Тетя Таня тоже поднялась.

«Значит, деньгами ее не купишь. Курт ее тоже не взволновал. Будем пробовать другую приманку», – подумала она и, чуть-чуть успокаиваясь, сказала:

– Как хочешь, девочка! Я так полюбила тебя за эти дни. Совсем забыла о своем одиночестве. Вот и посмела мечтать об этом. Как хочешь! Но на каникулы ты ведь будешь приезжать ко мне? Будешь, не правда ли?

Она жалобно взглянула на племянницу. Нонне опять стало жаль ее.

– Постараюсь, тетя Таня. – И добавила твердо: – Только больше не просите меня остаться. Обещаете?

20

На другой день вечером в салоне тети Тани собралось небольшое общество: Курт, возвратившийся «из Австрии», Нонна и только что прибывший из Парижа мосье Жорж Мортье, которого тетя Таня представила Нонне как выдающегося режиссера и киносценариста.

Расположились на втором этаже в небольшой комнате рядом с кабинетом тети Тани. На первом этаже был книжный магазин.
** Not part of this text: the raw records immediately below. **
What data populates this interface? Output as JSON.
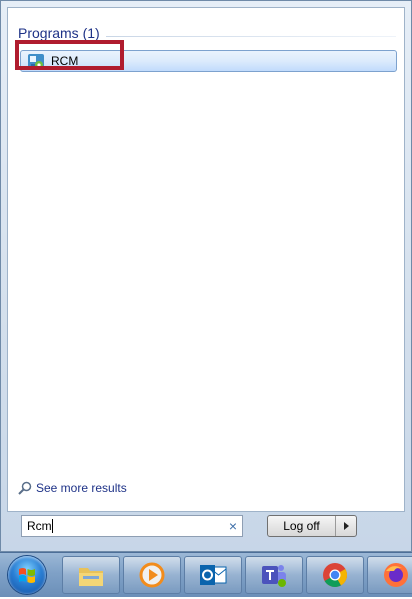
{
  "start_menu": {
    "section_heading": "Programs (1)",
    "programs": [
      {
        "label": "RCM",
        "icon": "rcm-app-icon",
        "highlighted": true
      }
    ],
    "see_more_label": "See more results",
    "search": {
      "value": "Rcm",
      "clear_icon": "×"
    },
    "logoff_label": "Log off"
  },
  "taskbar": {
    "start_button_icon": "windows-start-orb",
    "pinned": [
      {
        "name": "file-explorer",
        "icon": "folder-icon"
      },
      {
        "name": "media-player",
        "icon": "media-player-icon"
      },
      {
        "name": "outlook",
        "icon": "outlook-icon"
      },
      {
        "name": "teams",
        "icon": "teams-icon"
      },
      {
        "name": "chrome",
        "icon": "chrome-icon"
      },
      {
        "name": "firefox",
        "icon": "firefox-icon"
      }
    ]
  },
  "colors": {
    "highlight_border": "#b01c2e",
    "heading_text": "#1e3287",
    "selection_fill": "#dcebfc"
  }
}
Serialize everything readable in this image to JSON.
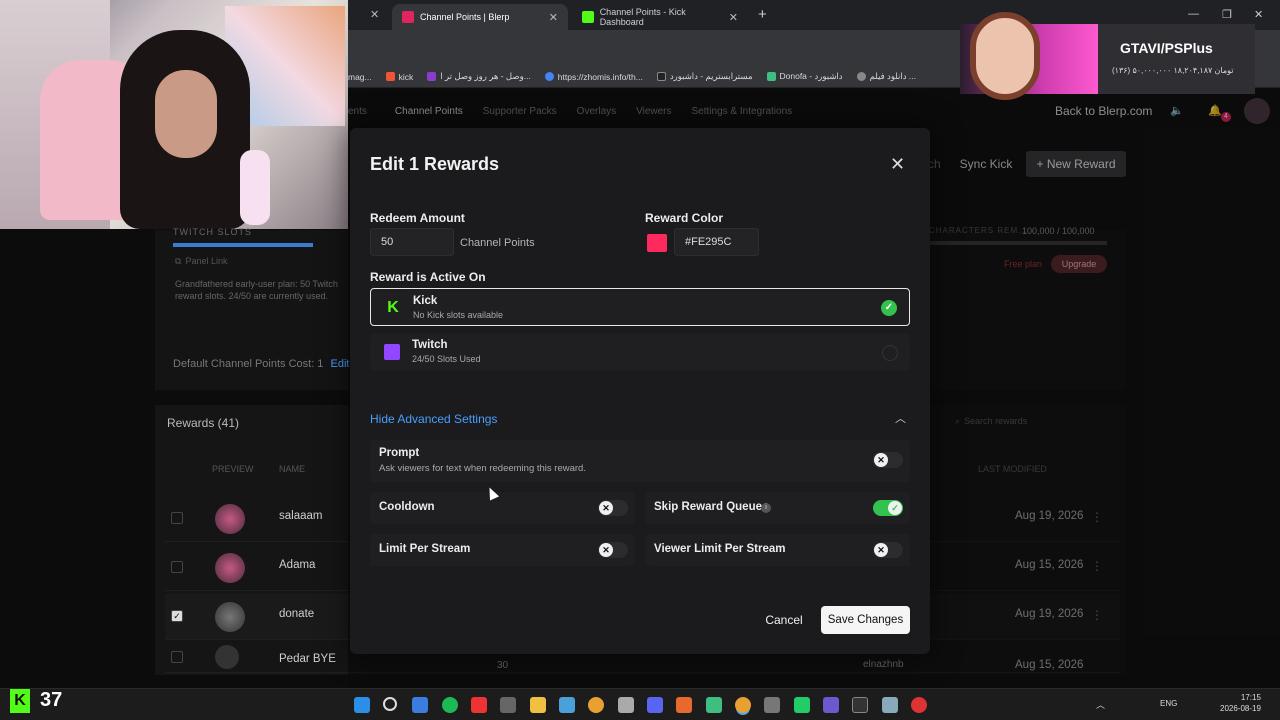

На ужин к традиционной пшенной каше и салату был добавлен картофель, сваренный в мундире. На столе стояли зажженные свечи.

Нонна поняла, что сейчас речь пойдет о кинокартине «Марфа Миронова», о которой говорил Курт. Конечно же, Курт ездил именно в Париж, а не в Австрию и вот привез режиссера для встречи с нею – внучкой Марфы Мироновой.

«Видимо, в самом деле Курт серьезно влюбился в меня», – подумала Нонна и приласкала его благодарным взглядом. Он ответил возбужденной улыбкой, легким прикосновением локтя и каким-то тихо сказанным немецким словом.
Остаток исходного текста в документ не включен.